Okay, maybe now hades won't take over the address.
Update three hours after the previous update
It's happened twice since the last update. Short of rebooting
hades the next time it happens, I can't think of what else
might be causing it to respond to an IP
address it's no longer programmed to respond to.
Update about half an hour later
Found the script buried in /etc that had the IP address and nuked it. That seems to have taken
care of the problem.
For now.
“It was my rerouting to circuit B that saved him.”

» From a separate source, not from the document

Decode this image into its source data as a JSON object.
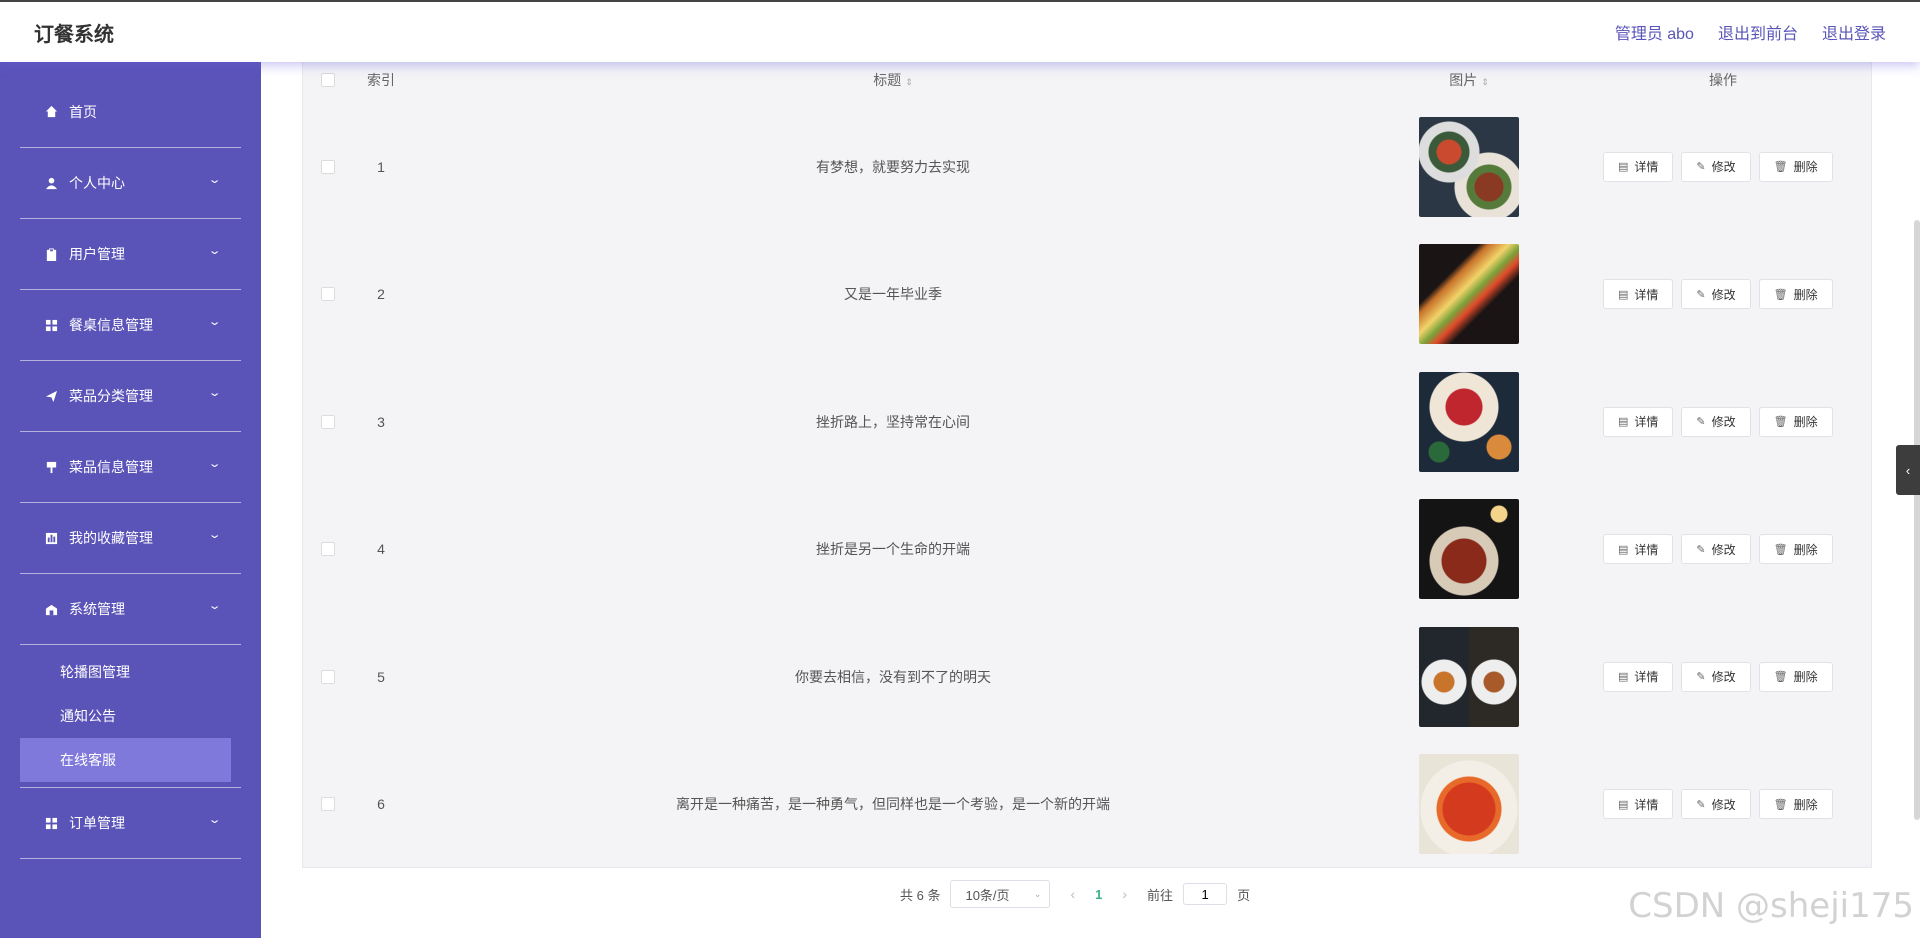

[We've gone back and forth several times today about this issue. This is the latest message in the trouble ticket system. I'm not trying to make fun of the customer, but man, it is so tempting … —Editor]
Our clients can not update their sites and they are suffering … Can't you route the communication to that server in a different way?
One of our resellers
Dear XXXXXX,
You know, you're right. We haven't tried rerouting FTP packets to the server. Let's see … we can peel off the FTP traffic from the HTTP traffic at the Primary Intarweb Interface Matrix and feed it through the secondary sub-intranet bridge instead of through the primary LAN tokenizer substation hub … hmm … while the FTP traffic is now going to the secondary sub-intranet bridge it's not getting past the IEEE 802.3 CSMA/CD packet scrubber. Odd.
Okay, instead, let's see if I can reroute the traffic from the secondary sub-intranet bridge through the dual-Φ power transformer at … let's see … probably need to make sure the bits are phased at 60Hz at 51.5° (to induce harmonic pyramidal overtones), making sure to bypass the GFCI (dangerous, I know, but if you know what you are doing, and are very careful, it should be okay) and then tap the secondary coil on the server in question, couple it to the APCI DMA via the unused SCSI controller and then finally into the TCP/IP stack … and—
Cool!
It worked!
Try it now!
Now, off to repair the primary LAN tokenizer substation hub.
[And no, despite how tempting it might have been, I did not send this as a reply, but instead restarted the FTP server.]